Was insbesondere die deutsche Versorgungssicherheit angeht, hebt der Bericht zwei Energielieferanten hervor, zum einen Russland und zum anderen die Länder des Nahen Ostens

Die absehbar bedeutendste sicherheitspolitisch relevante Veränderung für Deutschland wird die Aufwertung des Nahen Ostens, Afrikas und des Kaspischen Raumes für die deutsche Ressourcensicherheit sein.

In der Folge müsste Deutschland versuchen, mit Russland eine verläßliche, privilegierte Beziehung auszubauen und zugleich sehr darauf achten, dass die Abhängigkeit nicht zu groß wird und die Empfindlichkeiten von EU-Partnern berücksichtigt werden.

Dass dieser für den innereuropäischen Zusammenhalt enorme Zerreißproben mit sich bringen kann, illustrieren die Verwerfungen um den Bau der Ostseepipeline sowie der Gaspipelines Nabucco und South Stream. Für die Zukunft deutscher und europäischer Versorgungssicherheit wird es sich als entscheidend erweisen, Russland als Partner zu gewinnen, eine enge energiepolitische Verflechtung zu verwirklichen sowie seinem Wunsch einer besseren Einbindung zu entsprechen und in diesem Zusammenhang gegebenenfalls auch zu prüfen, ob und wie die europäische Sicherheitsarchitektur entsprechend angepasst werden könnte.

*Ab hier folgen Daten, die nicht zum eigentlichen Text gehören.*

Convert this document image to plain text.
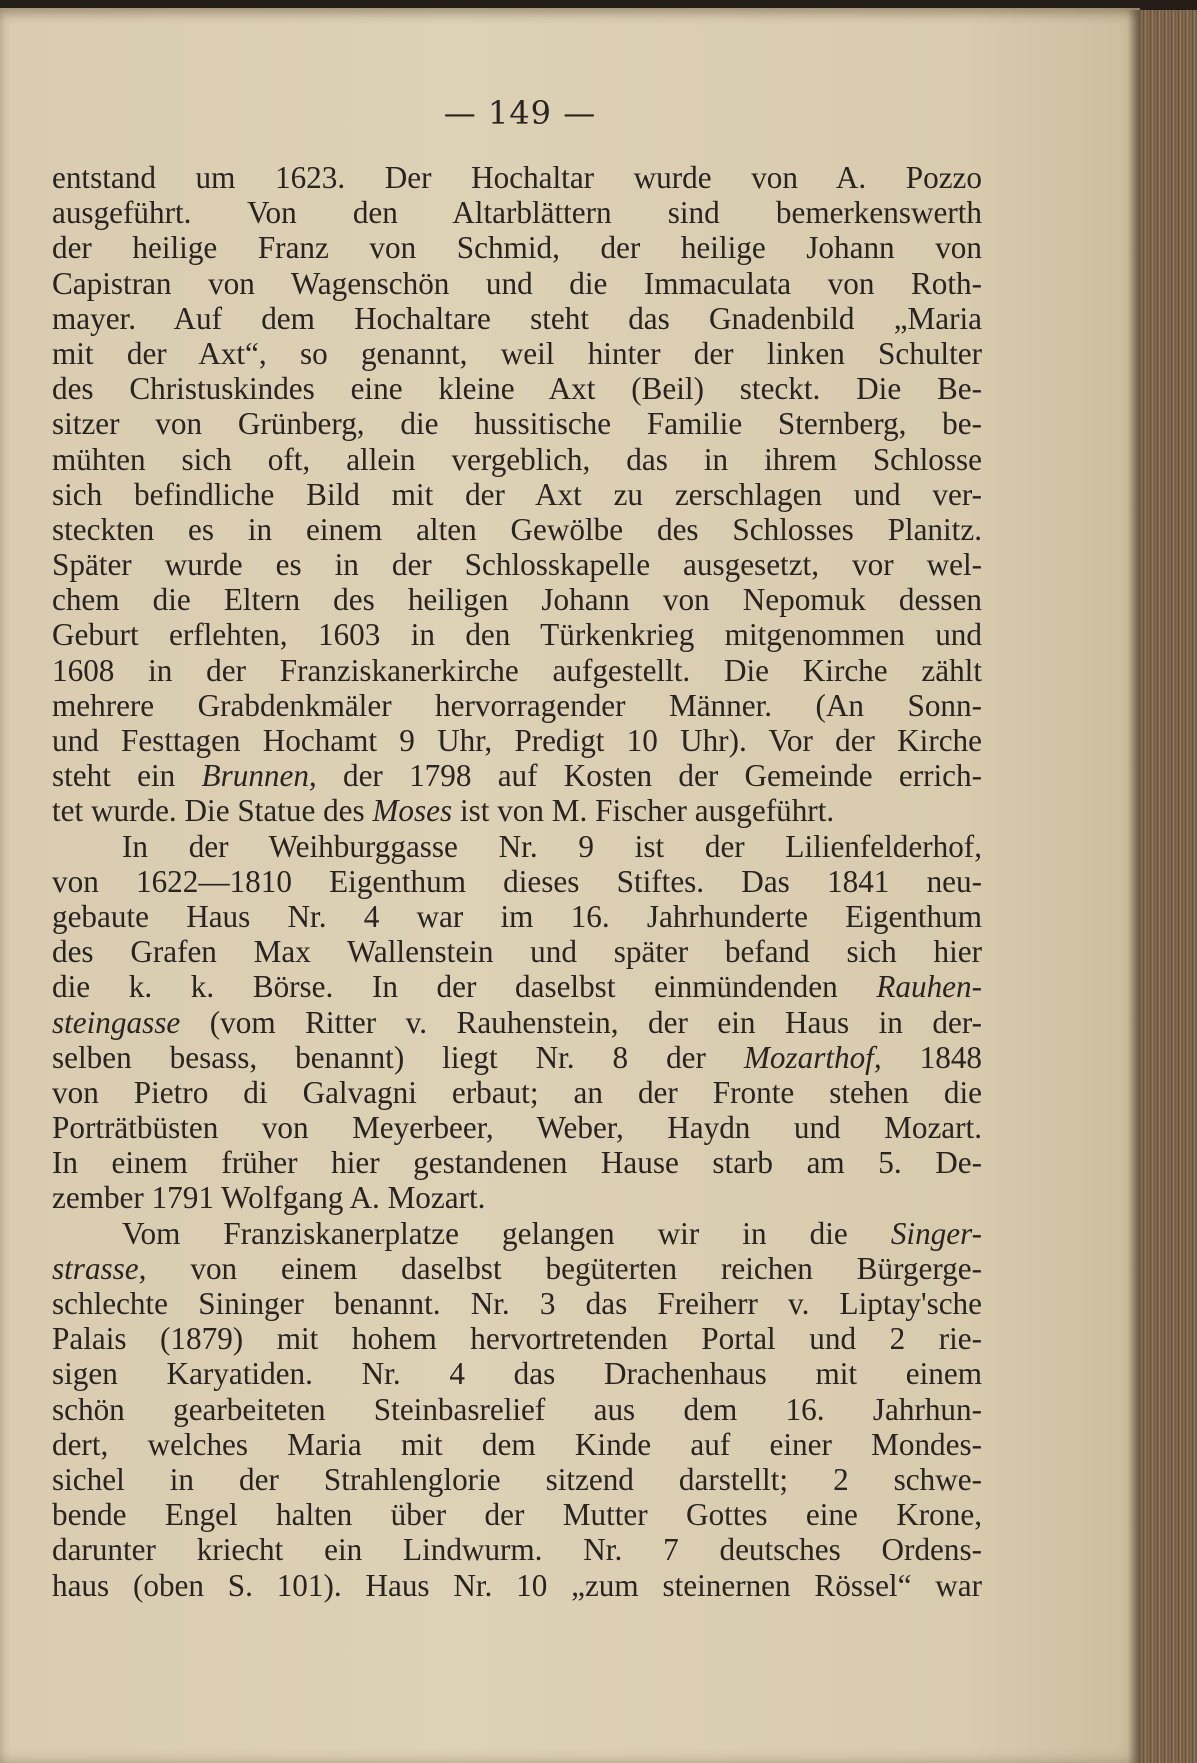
— 149 —
entstand um 1623. Der Hochaltar wurde von A. Pozzo
ausgeführt. Von den Altarblättern sind bemerkenswerth
der heilige Franz von Schmid, der heilige Johann von
Capistran von Wagenschön und die Immaculata von Roth-
mayer. Auf dem Hochaltare steht das Gnadenbild „Maria
mit der Axt“, so genannt, weil hinter der linken Schulter
des Christuskindes eine kleine Axt (Beil) steckt. Die Be-
sitzer von Grünberg, die hussitische Familie Sternberg, be-
mühten sich oft, allein vergeblich, das in ihrem Schlosse
sich befindliche Bild mit der Axt zu zerschlagen und ver-
steckten es in einem alten Gewölbe des Schlosses Planitz.
Später wurde es in der Schlosskapelle ausgesetzt, vor wel-
chem die Eltern des heiligen Johann von Nepomuk dessen
Geburt erflehten, 1603 in den Türkenkrieg mitgenommen und
1608 in der Franziskanerkirche aufgestellt. Die Kirche zählt
mehrere Grabdenkmäler hervorragender Männer. (An Sonn-
und Festtagen Hochamt 9 Uhr, Predigt 10 Uhr). Vor der Kirche
steht ein Brunnen, der 1798 auf Kosten der Gemeinde errich-
tet wurde. Die Statue des Moses ist von M. Fischer ausgeführt.
In der Weihburggasse Nr. 9 ist der Lilienfelderhof,
von 1622—1810 Eigenthum dieses Stiftes. Das 1841 neu-
gebaute Haus Nr. 4 war im 16. Jahrhunderte Eigenthum
des Grafen Max Wallenstein und später befand sich hier
die k. k. Börse. In der daselbst einmündenden Rauhen-
steingasse (vom Ritter v. Rauhenstein, der ein Haus in der-
selben besass, benannt) liegt Nr. 8 der Mozarthof, 1848
von Pietro di Galvagni erbaut; an der Fronte stehen die
Porträtbüsten von Meyerbeer, Weber, Haydn und Mozart.
In einem früher hier gestandenen Hause starb am 5. De-
zember 1791 Wolfgang A. Mozart.
Vom Franziskanerplatze gelangen wir in die Singer-
strasse, von einem daselbst begüterten reichen Bürgerge-
schlechte Sininger benannt. Nr. 3 das Freiherr v. Liptay'sche
Palais (1879) mit hohem hervortretenden Portal und 2 rie-
sigen Karyatiden. Nr. 4 das Drachenhaus mit einem
schön gearbeiteten Steinbasrelief aus dem 16. Jahrhun-
dert, welches Maria mit dem Kinde auf einer Mondes-
sichel in der Strahlenglorie sitzend darstellt; 2 schwe-
bende Engel halten über der Mutter Gottes eine Krone,
darunter kriecht ein Lindwurm. Nr. 7 deutsches Ordens-
haus (oben S. 101). Haus Nr. 10 „zum steinernen Rössel“ war
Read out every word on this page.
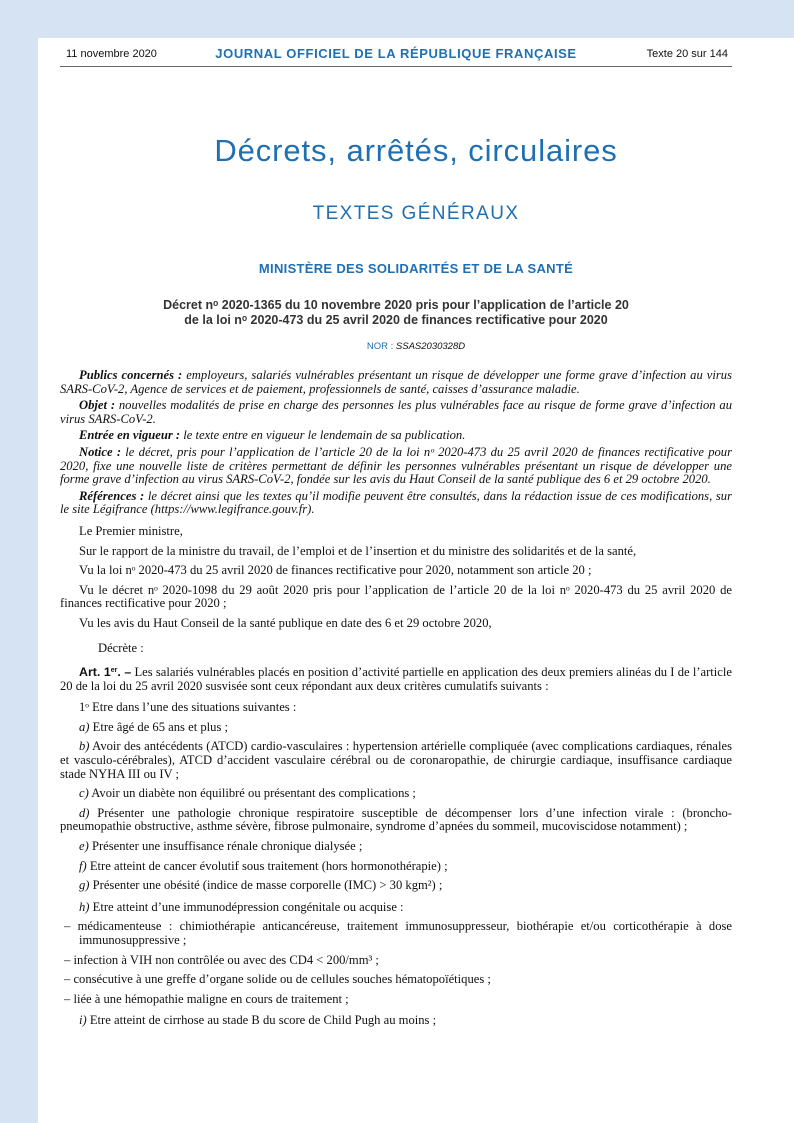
11 novembre 2020	JOURNAL OFFICIEL DE LA RÉPUBLIQUE FRANÇAISE	Texte 20 sur 144
Décrets, arrêtés, circulaires
TEXTES GÉNÉRAUX
MINISTÈRE DES SOLIDARITÉS ET DE LA SANTÉ
Décret nᵒ 2020-1365 du 10 novembre 2020 pris pour l’application de l’article 20
de la loi nᵒ 2020-473 du 25 avril 2020 de finances rectificative pour 2020
NOR : SSAS2030328D

Publics concernés : employeurs, salariés vulnérables présentant un risque de développer une forme grave d’infection au virus SARS-CoV-2, Agence de services et de paiement, professionnels de santé, caisses d’assurance maladie.

Objet : nouvelles modalités de prise en charge des personnes les plus vulnérables face au risque de forme grave d’infection au virus SARS-CoV-2.

Entrée en vigueur : le texte entre en vigueur le lendemain de sa publication.

Notice : le décret, pris pour l’application de l’article 20 de la loi nᵒ 2020-473 du 25 avril 2020 de finances rectificative pour 2020, fixe une nouvelle liste de critères permettant de définir les personnes vulnérables présentant un risque de développer une forme grave d’infection au virus SARS-CoV-2, fondée sur les avis du Haut Conseil de la santé publique des 6 et 29 octobre 2020.

Références : le décret ainsi que les textes qu’il modifie peuvent être consultés, dans la rédaction issue de ces modifications, sur le site Légifrance (https://www.legifrance.gouv.fr).

Le Premier ministre,

Sur le rapport de la ministre du travail, de l’emploi et de l’insertion et du ministre des solidarités et de la santé,

Vu la loi nᵒ 2020-473 du 25 avril 2020 de finances rectificative pour 2020, notamment son article 20 ;

Vu le décret nᵒ 2020-1098 du 29 août 2020 pris pour l’application de l’article 20 de la loi nᵒ 2020-473 du 25 avril 2020 de finances rectificative pour 2020 ;

Vu les avis du Haut Conseil de la santé publique en date des 6 et 29 octobre 2020,

Décrète :

Art. 1er. – Les salariés vulnérables placés en position d’activité partielle en application des deux premiers alinéas du I de l’article 20 de la loi du 25 avril 2020 susvisée sont ceux répondant aux deux critères cumulatifs suivants :

1ᵒ Etre dans l’une des situations suivantes :

a) Etre âgé de 65 ans et plus ;

b) Avoir des antécédents (ATCD) cardio-vasculaires : hypertension artérielle compliquée (avec complications cardiaques, rénales et vasculo-cérébrales), ATCD d’accident vasculaire cérébral ou de coronaropathie, de chirurgie cardiaque, insuffisance cardiaque stade NYHA III ou IV ;

c) Avoir un diabète non équilibré ou présentant des complications ;

d) Présenter une pathologie chronique respiratoire susceptible de décompenser lors d’une infection virale : (broncho-pneumopathie obstructive, asthme sévère, fibrose pulmonaire, syndrome d’apnées du sommeil, mucoviscidose notamment) ;

e) Présenter une insuffisance rénale chronique dialysée ;

f) Etre atteint de cancer évolutif sous traitement (hors hormonothérapie) ;

g) Présenter une obésité (indice de masse corporelle (IMC) > 30 kgm²) ;

h) Etre atteint d’une immunodépression congénitale ou acquise :

– médicamenteuse : chimiothérapie anticancéreuse, traitement immunosuppresseur, biothérapie et/ou corticothérapie à dose immunosuppressive ;

– infection à VIH non contrôlée ou avec des CD4 < 200/mm³ ;

– consécutive à une greffe d’organe solide ou de cellules souches hématopoïétiques ;

– liée à une hémopathie maligne en cours de traitement ;

i) Etre atteint de cirrhose au stade B du score de Child Pugh au moins ;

Auf sehr heiklem Gelände würden sich auch Versuche Deutschlands bewegen, mit ölreichen Ländern im Mittleren Osten bessere Beziehungen aufzubauen, was möglicherweise auf politische Forderungen hinauslaufen könnte, die im Gegensatz der Interessen Israels stehen:

Eine durch das Ziel der Versorgungssicherheit motivierte Neujustierung deutscher Nahostpolitik zugunsten intensiverer Beziehungen mit Förderländern, wie Iran und Saudi-Arabien mit den größten konventionellen Erdölreserven der Region, dürfte die deutschisraelischen Beziehungen je nach Intensität des Politikwechsels entsprechend belasten.